Jesus sorri discretamente, sabendo que o tempo, os séculos aguardariam pacientemente a transformação das almas delinqüentes em anjos de luz. Jesus, o rabi da Galiléia, saberia esperar até que aquela alma incrustada no carvão da carne acordasse para o futuro. Jesus sabia esperar.

O Mestre continuou seus passos seguros, investindo nos filhos do amanhã.

Zaqueu desceu do sicômoro, renovado pela presença do Mestre.

O tempo passou, e os séculos fizeram o papel de cinzel do tempo, modificando o conteúdo íntimo daquela alma pequenina, transformando-a num gigante da fé.

Zaqueu renasce e retorna ao palco do mundo.

Um dia, uma multidão faminta, aflita e insegura procura o representante de Jesus. Após um dia estafante de trabalho, aquele homem já não encontrava forças para continuar atendendo aos convidados de Jesus. Dezenove séculos se passaram, e agora ele renasceu refletindo nos próprios olhos o olhar do rabi.

Olhos doces, pequeninos e da cor de mel, ele recebe uma mulher aflita.
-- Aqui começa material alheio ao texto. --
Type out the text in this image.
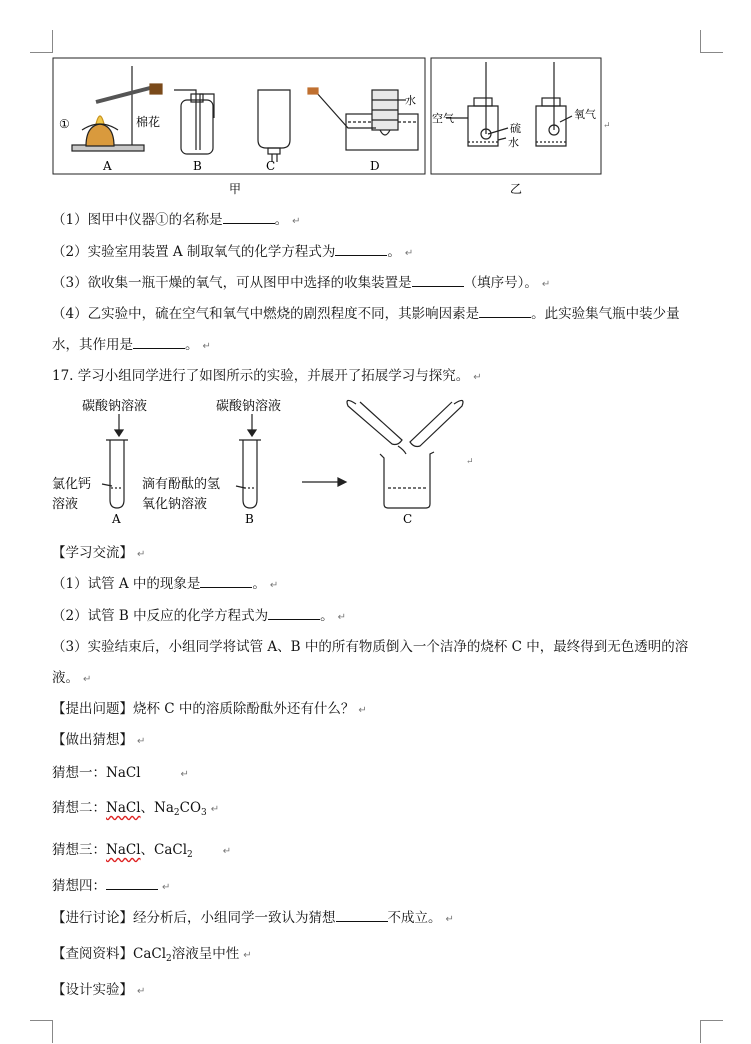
①	棉花
水
A	B	C	D
空气
硫
水
氧气
↵
甲	乙
（1）图甲中仪器①的名称是	。 ↵
（2）实验室用装置 A 制取氧气的化学方程式为	。 ↵
（3）欲收集一瓶干燥的氧气，可从图甲中选择的收集装置是	（填序号）。 ↵
（4）乙实验中，硫在空气和氧气中燃烧的剧烈程度不同，其影响因素是	。此实验集气瓶中装少量
水，其作用是	。 ↵
17. 学习小组同学进行了如图所示的实验，并展开了拓展学习与探究。 ↵
碳酸钠溶液	碳酸钠溶液
氯化钙
溶液
滴有酚酞的氢
氧化钠溶液
A	B	C
↵
【学习交流】 ↵
（1）试管 A 中的现象是	。 ↵
（2）试管 B 中反应的化学方程式为	。 ↵
（3）实验结束后，小组同学将试管 A、B 中的所有物质倒入一个洁净的烧杯 C 中，最终得到无色透明的溶
液。 ↵
【提出问题】烧杯 C 中的溶质除酚酞外还有什么？ ↵
【做出猜想】 ↵
猜想一：NaCl	↵
猜想二：NaCl、$Na_2CO_3$ ↵
猜想三：NaCl、CaCl$_2$	↵
猜想四：	↵
【进行讨论】经分析后，小组同学一致认为猜想	不成立。 ↵
【查阅资料】CaCl$_2$溶液呈中性 ↵
【设计实验】 ↵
Zaqueu, renovado sob nova roupagem física, pergunta à mulher o que a angustia. Ela responde:

- Ah! Meu senhor, não tenho sequer um centavo para comprar o pão para os meus filhos. Como então poderei comprar o remédio para o menino que desfalece em meus braços?

Os olhos experientes relembram o sofrimento dos séculos. E, nas telas da memória, ele relembra a promessa feita a Jesus, de que devolveria ao antigo dono tudo aquilo que dele extorquira e se doaria por completo àqueles a quem prejudicara.

Cansado, já com o peso do sofrimento sobre seus ombros, toca as próprias mãos. Ao perceber o único bem que lhe restava, o anel de médico, retira-o do dedo e o entrega à mulher, que, antes de partir, beija-lhe a mão de ancião. Reconhecendo naqueles olhos o reflexo do olhar de Jesus, agradece comovida:

- Obrigada, Dr. Bezerra de Menezes. Muito obrigada.

- Não agradeça, filha. Estou apenas devolvendo aquilo que lhe tirei.

Jesus, sorrindo, permanece investindo na humanidade sem pressa, sabendo que o carvão mais negro se transformará um dia no diamante luminífero, a irradiar a luz do sol.